16. In B.N. Nagarajan v. State of Karnataka this Court clearly held that the words "regular" or "regularisation" do not connote permanence and cannot be construed so as to convey an idea of the nature of tenure of appointments. They are terms calculated to condone any procedural irregularities and are meant to cure only such defects as are attributable to methodology followed in making the appointments. This Court emphasised that when rules framed under Article 309 of the Constitution are inforce, no regularisation is permissible in exercise of the executive powers of the Government under Article 162 of the Constitution in contravention of the rules.

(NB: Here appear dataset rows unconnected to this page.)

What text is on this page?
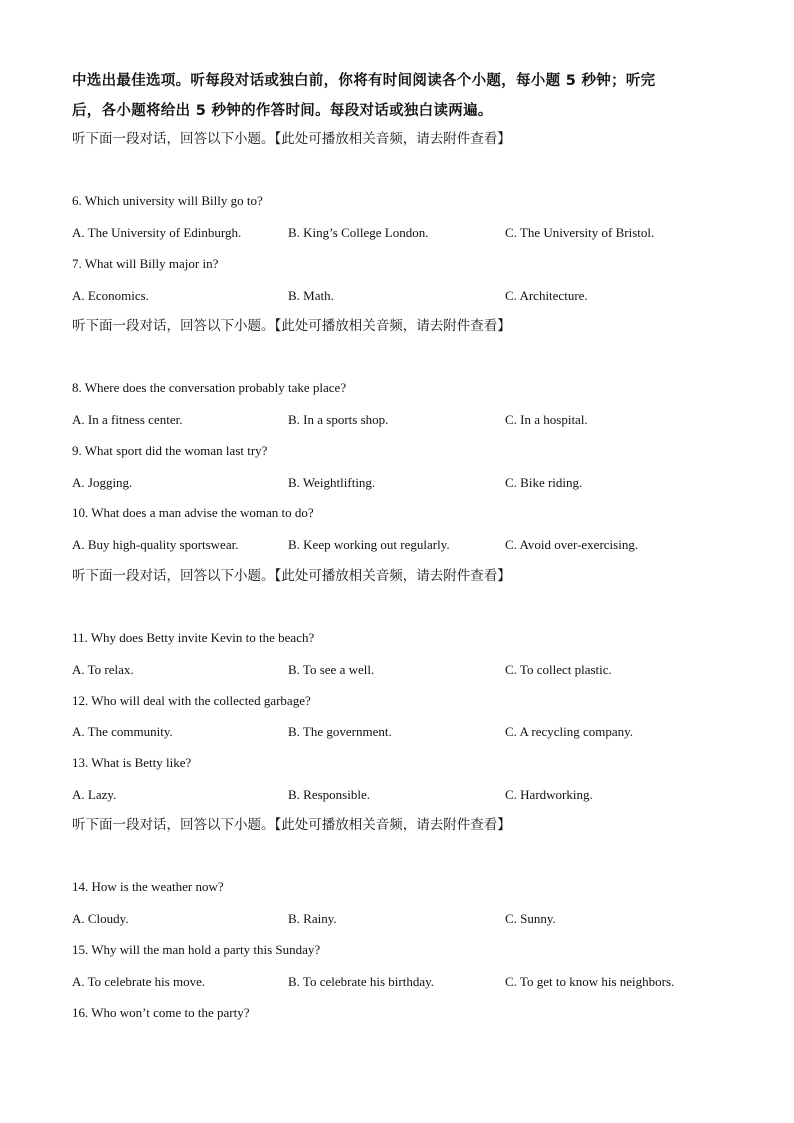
中选出最佳选项。听每段对话或独白前，你将有时间阅读各个小题，每小题 5 秒钟；听完
后，各小题将给出 5 秒钟的作答时间。每段对话或独白读两遍。
听下面一段对话，回答以下小题。【此处可播放相关音频，请去附件查看】
6. Which university will Billy go to?
A. The University of Edinburgh.	B. King’s College London.	C. The University of Bristol.
7. What will Billy major in?
A. Economics.	B. Math.	C. Architecture.
听下面一段对话，回答以下小题。【此处可播放相关音频，请去附件查看】
8. Where does the conversation probably take place?
A. In a fitness center.	B. In a sports shop.	C. In a hospital.
9. What sport did the woman last try?
A. Jogging.	B. Weightlifting.	C. Bike riding.
10. What does a man advise the woman to do?
A. Buy high-quality sportswear.	B. Keep working out regularly.	C. Avoid over-exercising.
听下面一段对话，回答以下小题。【此处可播放相关音频，请去附件查看】
11. Why does Betty invite Kevin to the beach?
A. To relax.	B. To see a well.	C. To collect plastic.
12. Who will deal with the collected garbage?
A. The community.	B. The government.	C. A recycling company.
13. What is Betty like?
A. Lazy.	B. Responsible.	C. Hardworking.
听下面一段对话，回答以下小题。【此处可播放相关音频，请去附件查看】
14. How is the weather now?
A. Cloudy.	B. Rainy.	C. Sunny.
15. Why will the man hold a party this Sunday?
A. To celebrate his move.	B. To celebrate his birthday.	C. To get to know his neighbors.
16. Who won’t come to the party?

These decisions and the principles recognised therein have not been dissented toby this Court and on principle, we see no reason not to accept the proposition as enunciated in the above decisions. We have,therefore, to keep this distinction in mind and proceed on the basis that only something that is irregular for want of compliance with one of the elements in the process of selection which does not go to the root of the process, can be regularised and that it alone can be regularised and granting permanence of employment is a totally different concept and cannot be equated with regularisation.

*** *** ***

53. One aspect needs to be clarified. Thee may be cases where irregular appointments (not illegal appointments) as explained in S.V. Narayanappa, R.N. Nanjundappa and B.N. Nagarajan and referred to in para 15 above, of duly qualified persons in duly sanctioned vacant posts might have been made and the employees have continued to work for ten years or more but without the intervention of orders of the Courts or of Tribunals. The question of regularisation of the services of such employees may have to be considered on merits in the light of the principles settled by this Court in the cases above-referred to and in the light of this judgment. In that context, the Union of India, the State Governments and their instrumentalities should take steps to regularise as a one-time measure, the services of such irregularly appointed, who have worked for ten years or more in duly sanctioned posts but not under cover of orders of the Courts or of Tribunals and should further ensure that regular recruitments are undertaken to fill those vacant sanctioned posts that require to be filled up, in cases where temporary employees or daily wagers are being now employed. The process must be set in motion within six months from this date. We also clarify that regularisation, if any already made, but not sub judice, need not be reopened based on this judgment, but there should be no further bypassing of the constitutional requirement and regularising or making permanent, those not only appointed as per the constitutional scheme.

54. It is also clarified that those decisions which run counter to the principle settled in this decision, or in which directions running counter to what we have held herein,, will stand denuded of their status as precedents. In the earlier Writ Petition No. 3212/1995 the learned Single Judge of this Court had passed an order of ad-interim relief on 10-7-1995 while admiting the petition in terms of prayer Clause E which reads:

(E) Pending hearing and final disposal of this Writ Petition by an appropriate order, or direction,the Respondents No. 1 to 4 be directed to continue the Petitioners in service without break.

Grant of interim relief by this Court in favour of the petitioners would make it clear that the petitioners were working under the orders of this Court.

14. Considering the stand adopted by the State we do not find any error or illegality in the decision making process of the State. The petitioners being appointed as ad-hoc/temporary, the benefit which was conferred on 3761 employees could not be conferred on the petitioners. We do not find any error or infirmity in the decision arrived at by the Tribunal. The petition fails and accordingly stands dismissed.